そして2014年に方向性をコーヒーに定め、まずは元々あった既製品をカフェ向けにセレクトして展示会に臨んだ。

しかし、反応は良くなかった。

「自社メーカーの商品は種類が多いのが強みなんですが、本当にプロが必要としているものをつくれていなかったんです」



そんなとき大きなきっかけになったのが、あるバリスタとの出会いだったという。

「どうしたものかなと考えているときに、社内の人が『名古屋にカフェをオープンする人がいるけど、会ってみますか?』って声をかけてくれて」

そのバリスタから出てきた言葉は、驚きのものだった。

「カップの反応が良くなかったということを言う前に、『これダメだったでしょ?』ってその人が先に言ったんです(笑)」

「『そもそも僕たちが使える物じゃない。だからダメだと思いました』って言われて、すごく衝撃的でした」

そこで加藤さんは、バリスタが納得し、そして使いたくなるような商品をつくることを決意する。

たとえば、ラテ用のカップ。

ORIGAMIのカップは、通常のカップよりも持ち手の部分がコンパクトになっている。これにより指がフィットし、ドリンクづくりやラテアートを描く際に安定した作業ができるそう。



また、縁から底の部分をなめらかな曲線にすることで、ラテアートを描きやすい構造に。これには母体である光洋陶器だからこそできる技術が生かされている。

「バリスタ向けという非常にニッチな領域でしたが、うちは工場があるので。とりあえずつくってみることができたんです」

展示会を重ねるうち、評判は徐々に広がっていった。機能性のみならず、カラーバリエーションの豊富さも、お店の雰囲気に合わせたカップを選びたいという声に応える形になった。



ユーザーの声を形にしたいという思いは、メーカーである本社工場も同じ。

2017年に発売されたORIGAMIの新しいドリッパーは、まさに工場との二人三脚でつくられた。

「多くのバリスタと話すうちに、ドリッパーも使いやすいものがないことを知りました。プロのバリスタが使うフィルターに合うものがなかったんです」

普段私たちがよく目にするのは、台形型と呼ばれるタイプ。しかしバリスタの間で主流なのは、円錐型やウェーブ型と呼ばれるものだった。

円錐型は注いだお湯がコーヒー粉に触れる時間が長く、成分がより多く抽出されコクが出やすい。
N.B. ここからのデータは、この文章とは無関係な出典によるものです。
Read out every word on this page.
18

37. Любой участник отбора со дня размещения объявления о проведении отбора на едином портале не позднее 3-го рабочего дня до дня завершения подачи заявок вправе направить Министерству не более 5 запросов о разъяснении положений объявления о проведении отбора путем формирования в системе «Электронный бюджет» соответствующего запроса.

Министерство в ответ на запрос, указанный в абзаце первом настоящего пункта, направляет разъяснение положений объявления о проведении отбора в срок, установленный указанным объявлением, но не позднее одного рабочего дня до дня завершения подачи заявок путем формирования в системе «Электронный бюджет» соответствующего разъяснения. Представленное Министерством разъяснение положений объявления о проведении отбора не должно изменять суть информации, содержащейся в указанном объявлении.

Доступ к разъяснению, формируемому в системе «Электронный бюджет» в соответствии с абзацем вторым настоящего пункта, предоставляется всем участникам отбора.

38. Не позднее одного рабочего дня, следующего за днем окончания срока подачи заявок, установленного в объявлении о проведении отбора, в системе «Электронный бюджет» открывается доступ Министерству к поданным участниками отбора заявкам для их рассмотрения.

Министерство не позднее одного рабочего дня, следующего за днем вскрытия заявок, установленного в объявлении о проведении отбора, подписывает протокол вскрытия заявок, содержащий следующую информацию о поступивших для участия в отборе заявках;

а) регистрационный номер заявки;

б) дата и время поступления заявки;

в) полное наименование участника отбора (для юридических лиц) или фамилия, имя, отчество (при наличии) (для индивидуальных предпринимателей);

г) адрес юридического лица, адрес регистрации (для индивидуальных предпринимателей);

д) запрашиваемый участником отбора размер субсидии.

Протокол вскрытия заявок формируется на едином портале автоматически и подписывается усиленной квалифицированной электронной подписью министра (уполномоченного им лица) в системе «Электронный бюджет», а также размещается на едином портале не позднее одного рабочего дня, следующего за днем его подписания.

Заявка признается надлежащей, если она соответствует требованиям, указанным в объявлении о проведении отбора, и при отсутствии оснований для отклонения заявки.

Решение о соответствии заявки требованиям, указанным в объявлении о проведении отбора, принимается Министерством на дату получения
ウェーブ型は逆にコーヒー粉に触れる時間が短いことで、雑味や味のムラが出にくいそう。

ただ、この二種類のフィルターは深さや角度が違うため、それぞれに合うドリッパーを使い分ける必要があった。

「それで製造についてよく知っている本社の松原のところへ、二つのフィルターを兼用できるドリッパーがつくれないか相談しに行ったんです。最初は渋られたんですよ。『ドリッパーを開発したばかりだし、それでいいんじゃないか』って」

それでも、バリスタたちの声に応えたかった。

「松原もすごく考えてくれました。そして、『こうすれば両方とも使えるんじゃないですか』ということで出てきたのが、このドリッパーなんです」



円錐型に合う角度、なおかつギザギザの角の数をウェーブ型に合わせることで、一つのドリッパーで二種類のフィルターが使えるように。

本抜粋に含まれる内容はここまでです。